Wie nah ist der Iran an der Produktion einer Atombombe?

Nach Meinung deutscher Experten ist der Iran auch nach den neuesten Befunden noch längst nicht am Ende des Wegs zu einer Atombombe angekommen. Zwar arbeite sich das Land „quasi täglich näher an die Bombenoption heran“, da es die Urananreicherung kontinuierlich fortsetze, meint Oliver Thränert vom Center for Security Studies (CSS) in Zürich: „Allerdings fehlen zugleich noch wichtige Schritte wie die Anreicherung auf mehr als 80 Prozent oder die Vollendung eines Sprengkopfdesigns.“ Denn um eine Nuklearwaffe am Ort ihres Einsatzes zu zünden, bräuchte der Iran nicht nur Trägerraketen, sondern auch entsprechende Sprengköpfe.

Steigt jetzt die Wahrscheinlichkeit eines israelischen Präventivschlags?

Welche Strategie verfolgt der Iran?

Irans Außenminister Ali Akbar Salehi weiß, dass sein Land vor einem diplomatischen Scherbenhaufen steht. In einer ersten Stellungnahme wies der Chefdiplomat die Vorwürfe der IAEO pauschal als haltlos zurück. Man könne einen Standort nicht völlig von Nuklearmaterial reinigen, das wisse jeder, der technische Ahnung habe, sagte er. Gleichzeitig setzte er seinen Atom-Unterhändler Saeed Jalili wieder in Richtung Europa in Marsch. Er soll schon in den „kommenden Tagen“ mit der EU-Außenbeauftragten Catherine Ashton Gespräche führen. Damit setzt die Islamische Republik einmal mehr auf ihre üblichen Rezepte – eine weitere, wolkige Runde im diplomatischen Katz- und-Maus-Spiel um das Atomprogramm. Seine Unterhändler deuten Zugeständnisse an, um sie alsbald wieder zurückzuziehen. Die Gespräche mit den fünf UN-Vetomächten und Deutschland wird der unbeirrte Ausbau allerdings belasten. Das sagten UN-Diplomaten am Freitag dem Tagesspiegel.
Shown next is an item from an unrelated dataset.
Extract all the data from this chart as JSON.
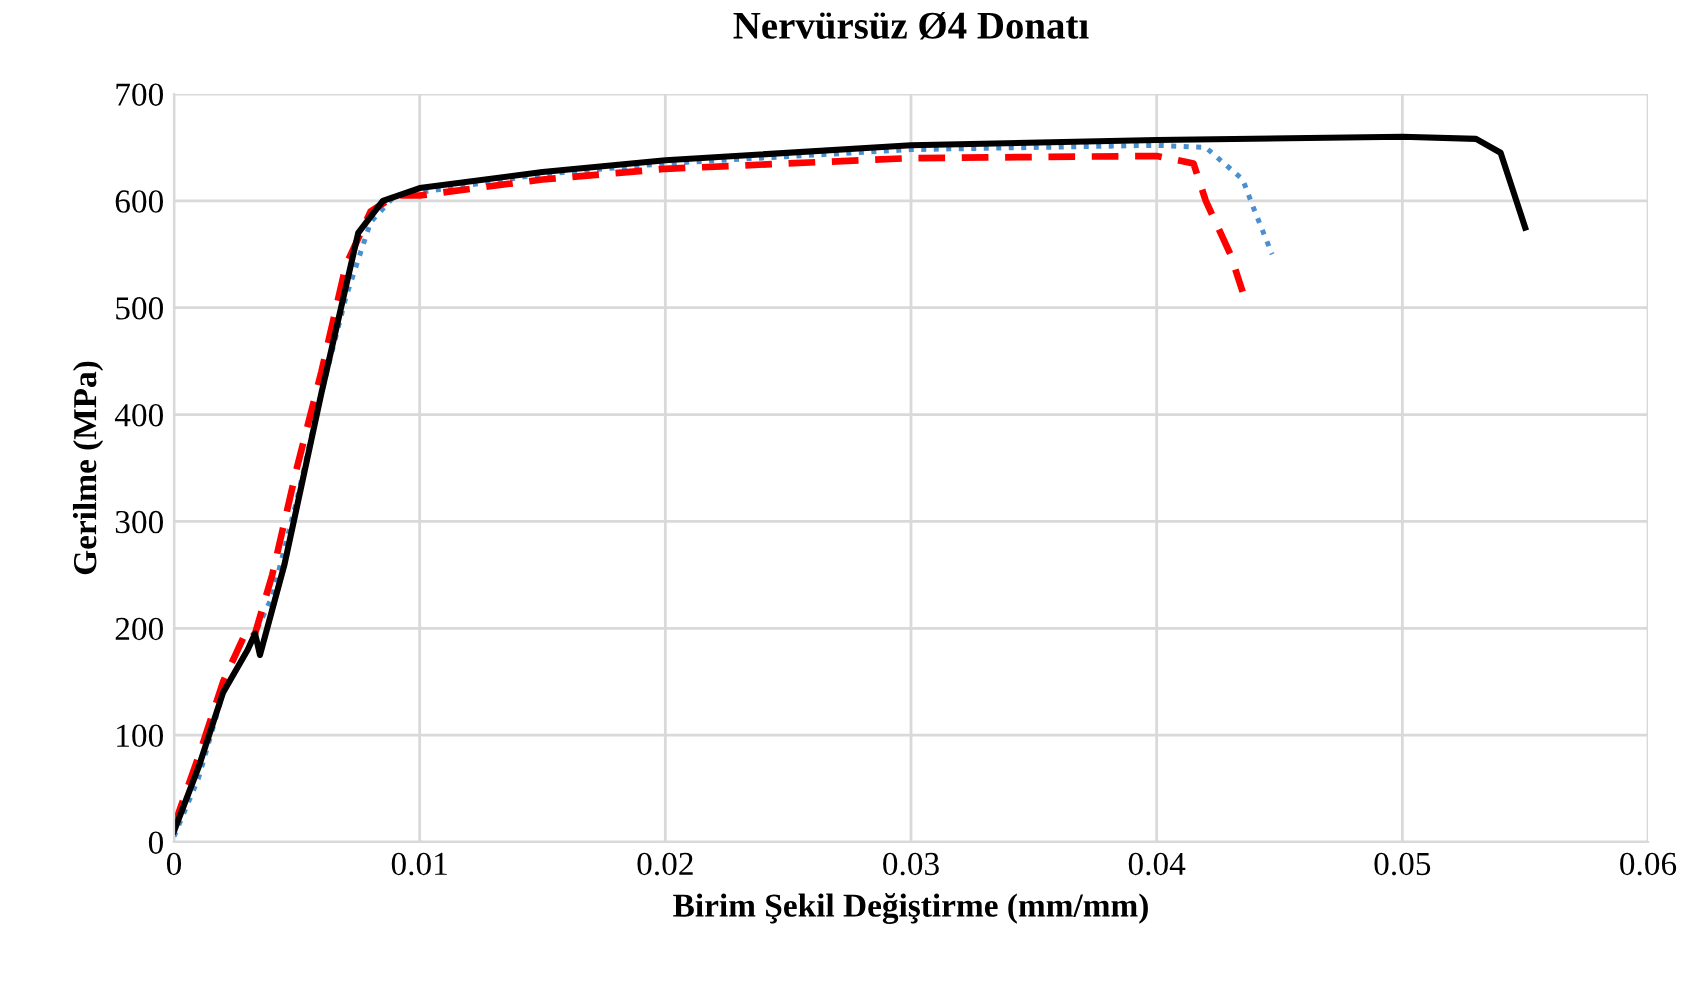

Teheran zeige offensichtlich keinen guten Willen, um den Atomstreit zu lösen. Der Bericht der IAEO lasse keinen anderen Schluss zu.

Steigt damit die Wahrscheinlichkeit eines israelischen Präventivschlags?

Dem israelischen Regierungschef Benjamin Netanjahu, der beständig vor der vom Iran ausgehenden Gefahr warnt, spielen die neuen Erkenntnisse der Atomenergiebehörde in die Hände. Deshalb will er Ende September auch das Podium der Vollversammlung der Vereinten Nationen nutzen, um den Iran als „größte Gefahr für den Weltfrieden“ zu brandmarken, wie sein Büro jetzt mitteilte. Gleichzeitig aber wächst der Druck auf Netanjahu, den Iran nicht anzugreifen. Auch Bundeskanzlerin Angela Merkel hat ihm, wie jetzt bekannt wurde, telefonisch ihre Meinung kundgetan. Die Kanzlerin habe sich höchst beunruhigt über mögliche Folgen einer israelischen Attacke gegen die Atomrüstungsanlagen im Iran zum gegenwärtigen Zeitpunkt geäußert. Die bisherigen Sanktionen gegen den Iran zeigten zudem deutliche Wirkung, weshalb es darum gehe, diese noch zu verschärfen. Auch die Obama-Administration will mit allen Mitteln verhindern, dass Israel noch vor den amerikanischen Wahlen am 6. November den Iran attackiert.